В первых рядах, появляясь то там, то здесь, ходил Турн. Ростом, красотой и оружием превосходил он всех. Шлем его украшала Химера с тройной гривой. Пасть её дышала огнём, будто кипящее жерло Этны, – и тем сильнее изрыгала она мрачное пламя, чем больше бурлило сражение пролитой кровью. В левой руке нёс он щит, на котором златорогую Ио, уже превращённую в тёлку, стерёг многоглазый великан Аргус, а рядом Инах, речной бог и предок Турна, изливал поток из чеканной урны.
В пешем строю за своим царём, покрывая поля за полями, тучей шло его щитоносное войско. Аврунки, сиканы, аргивяне, славные рутулы и сакраны с цветными щитами. Шли рати из Лабикия, из долины Тибра, с берегов Нумикия, с рутулийских холмов, с Киркейских гор, из рощ Феронии, с пашен Анксура, из топей Сатуры и из тёмных низин Уфента, студёного потока, что долго рыщет по долинам, прежде чем низвергнуться в море.
Также среди мужей была Камилла из племени вольсков и привела с собой отряд конных, блистающих медью бойцов. Не к пряже и не к шерсти в кошницах привыкли её руки, но к оружию. Дева-воин, она не знала трудов Минервы, но ведома была ей работа войны, и быстротой ног она упреждала ветер. В полях летела она поверх кончиков стеблей, не приминая колосьев, и мчалась по волнам, не успевая омочить ног в солёной воде. Облепив кровли домов и усеяв поля, дивились на неё дети, и матери семейств глядели издали в изумлении, не в силах отвести глаз от одетых в пурпур стройных плеч и золотой пряжи в пышных кудрях, от ликийского колчана за спиной и заострённого миртового посоха.
Книга восьмая
Над крепостью Лаврента взметнулось знамя войны и призывно взревели трубы. Турн тронул коня, поднял оружие, и бесчисленные рати как один человек встрепенулись, чтобы принести ему присягу. Ярость переполняла сердца. Первыми среди вождей стояли Мессап, Уфент и надменный враг богов Мезентий. Венул был послан во владения великого Диомеда – искать его союза и сказать ему, что суда дарданцев прибыли в Лаций и привезли с собой своих пенатов, что Эней требует царства, назначенного ему судьбой, и что множество племён уже примкнули к нему, заслышав о его всё возрастающей славе. Готов ли царь выступить в поход? Что замыслили тевкры? Будет ли Фортуна благосклонна к латинам? Что готовят грядущие битвы? Ибо грядущее было открыто Диомеду, но не Турну и не Латину.

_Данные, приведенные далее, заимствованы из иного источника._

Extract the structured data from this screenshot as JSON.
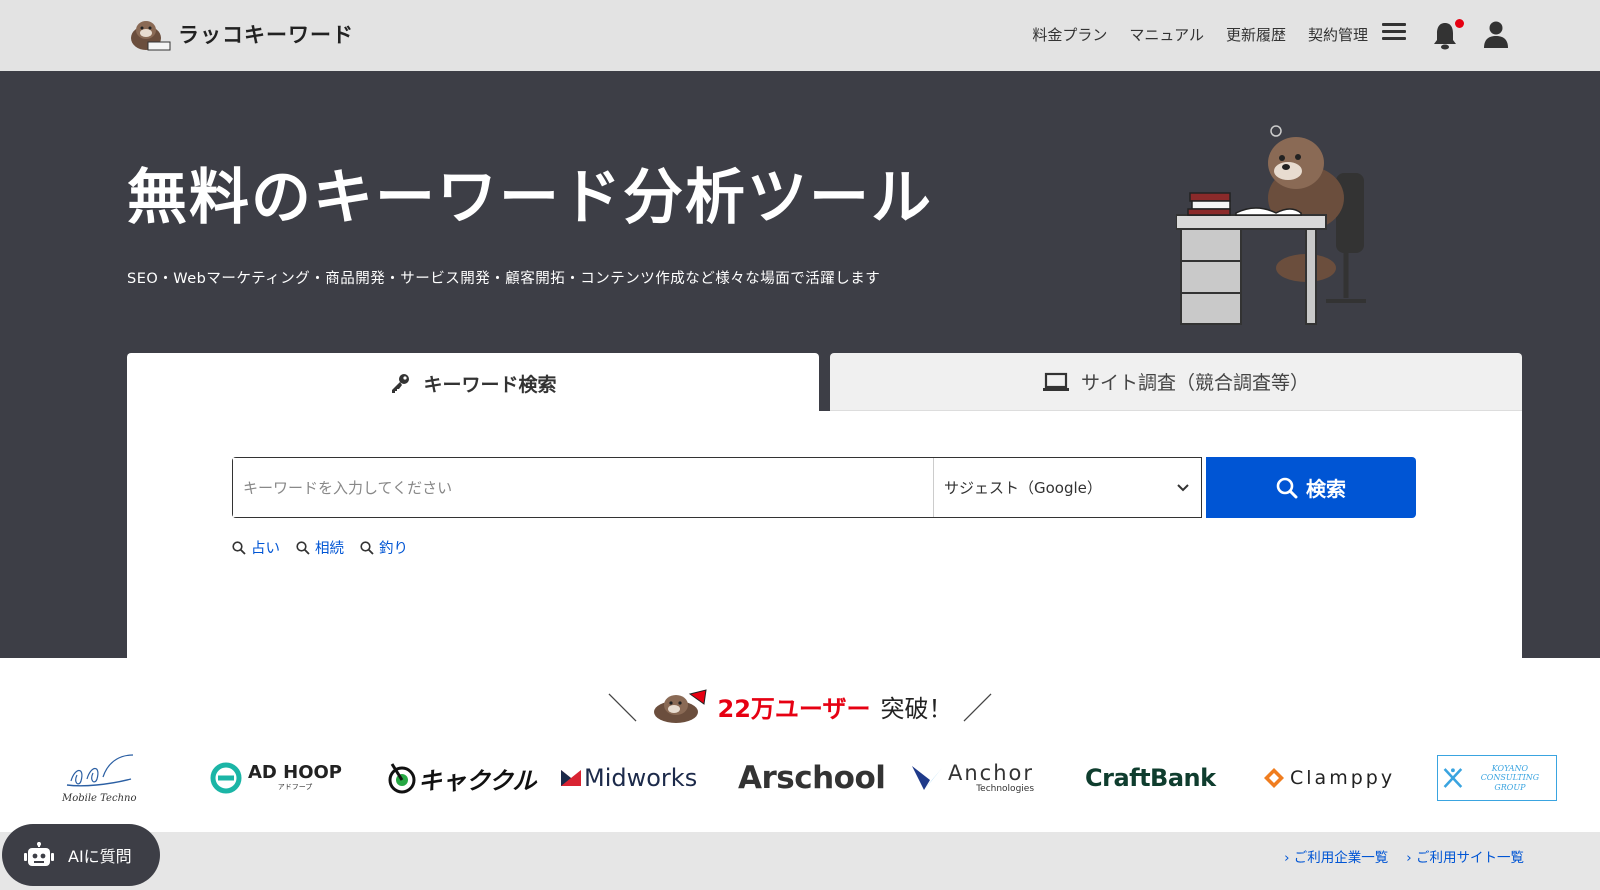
{
  "header": {
    "logo_text": "ラッコキーワード",
    "nav": [
      "料金プラン",
      "マニュアル",
      "更新履歴",
      "契約管理"
    ]
  },
  "hero": {
    "title": "無料のキーワード分析ツール",
    "subtitle": "SEO・Webマーケティング・商品開発・サービス開発・顧客開拓・コンテンツ作成など様々な場面で活躍します"
  },
  "tabs": {
    "keyword": "キーワード検索",
    "site": "サイト調査（競合調査等）"
  },
  "search": {
    "placeholder": "キーワードを入力してください",
    "select_value": "サジェスト（Google）",
    "button": "検索",
    "suggestions": [
      "占い",
      "相続",
      "釣り"
    ]
  },
  "users": {
    "count": "22万ユーザー",
    "suffix": "突破！"
  },
  "logos": [
    "Mobile Techno",
    "AD HOOP",
    "キャククル",
    "Midworks",
    "Arschool",
    "Anchor",
    "CraftBank",
    "Clamppy",
    "KOYANO CONSULTING GROUP"
  ],
  "logo_subtext": {
    "adhoop": "アドフープ",
    "anchor": "Technologies"
  },
  "footer": {
    "ai_button": "AIに質問",
    "links": [
      "ご利用企業一覧",
      "ご利用サイト一覧"
    ]
  },
  "colors": {
    "hero_bg": "#3d3e46",
    "primary": "#0055d4",
    "accent_red": "#e60012"
  }
}
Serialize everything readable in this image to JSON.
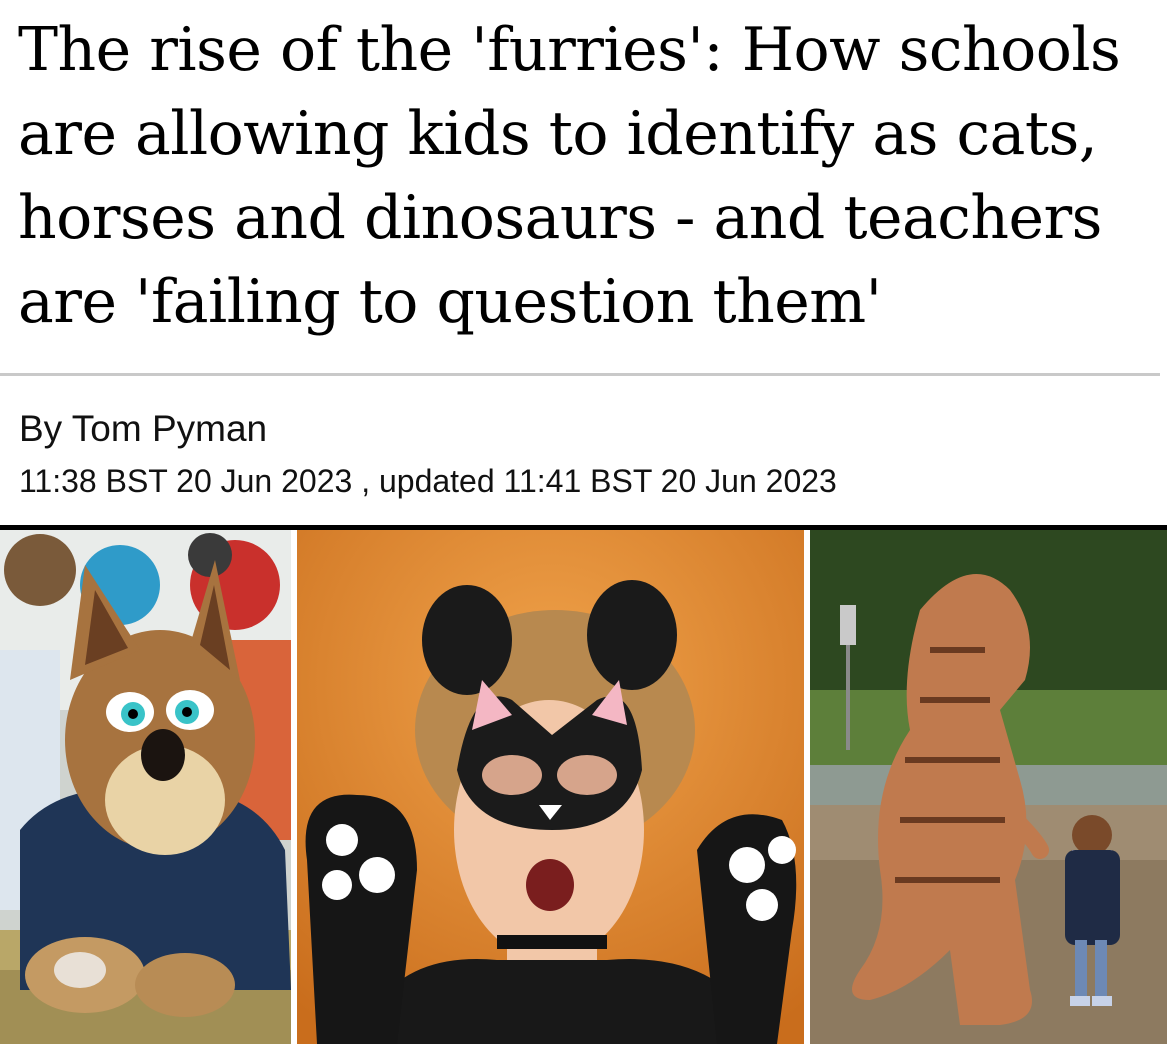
{
  "article": {
    "headline": "The rise of the 'furries': How schools are allowing kids to identify as cats, horses and dinosaurs - and teachers are 'failing to question them'",
    "byline": "By Tom Pyman",
    "dateline": "11:38 BST 20 Jun 2023 , updated 11:41 BST 20 Jun 2023"
  },
  "images": [
    {
      "name": "fox-fursuit-photo",
      "icon": "fox-costume"
    },
    {
      "name": "cat-mask-photo",
      "icon": "cat-costume"
    },
    {
      "name": "dinosaur-costume-photo",
      "icon": "t-rex-costume"
    }
  ],
  "colors": {
    "headline": "#000000",
    "rule_grey": "#c9c9c9",
    "rule_black": "#000000",
    "orange_wall": "#e08a2c"
  }
}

Тем временем в стане дарданцев, омрачённый тяжёлой заботой, не спал Эней. Мысль его обращалась то на одно, то на другое, искала выхода и не находила. Так свет яркого солнца или лик сияющей луны, отразившись в чаше с водой, дрожащим отблеском мечется по стенам, прыгает по потолку и не находит покоя. Ночь опустилась на землю, уснули звери и птицы, но Эней не спал, в тревоге размышляя о грядущей войне. Лишь на исходе ночи под холодным небом, на речном берегу он забылся коротким сном.
Тогда из прохладных волн явился ему бог Тиберин в лазурном плаще и в венке из речного тростника и, разгоняя печали, так сказал ему:
– О славный потомок богов! Хранитель пенатов Пергама, ты возвращаешь нам спасённую Трою! Долгожданным гостем пришёл ты на Лаврентийские пашни. Здесь должно тебе возвести новый дом для себя и дарданцев, и не должен ты отступать от задуманного! Не страшись войны, что ждёт тебя, ибо гнев богов, ополчившихся против троянцев, ныне иссякнул. Знай же, что не пустой грёзой и не обманным видением явился я к тебе, и в знак того, что тверды слова мои, по пробуждении найдёшь ты под прибрежным дубом огромную белую веприцу, что только что опоросилась, и тридцать белоснежных детёнышей будут хватать её сосцы. На этом-то месте, лишь только минует тридцать кругов года, сын твой Юл заложит белый город – Высокую Альбу.
Теперь же слушай меня, ибо я научу тебя, как победить латинян. Знай, что могучее племя обитает в этих краях. Из далёкой Аркадии пришли они сюда под знамёнами своего царя Эвандра, выбрали место меж двух холмов, построили город и нарекли его Паллантеем в честь своего пращура Палланта. Давно уж аркадцы ведут войну против латинян, с ними-то и надлежит тебе заключить союз. Я сам проведу тебя к ним вверх по реке. Проснись же, сын богини! Гаснут ночные светила! Вознеси молитвы Юноне, чтобы смирить её гнев, меня же успеешь почтить и после победы. Узри же! Вот пред тобой полноводный поток, прорезающий холмы и поля, соединяющий два высоких берега, – любезный богам голубой Тибр! Здесь вознесётся мой храм в городе, коему суждено стать столицей столиц!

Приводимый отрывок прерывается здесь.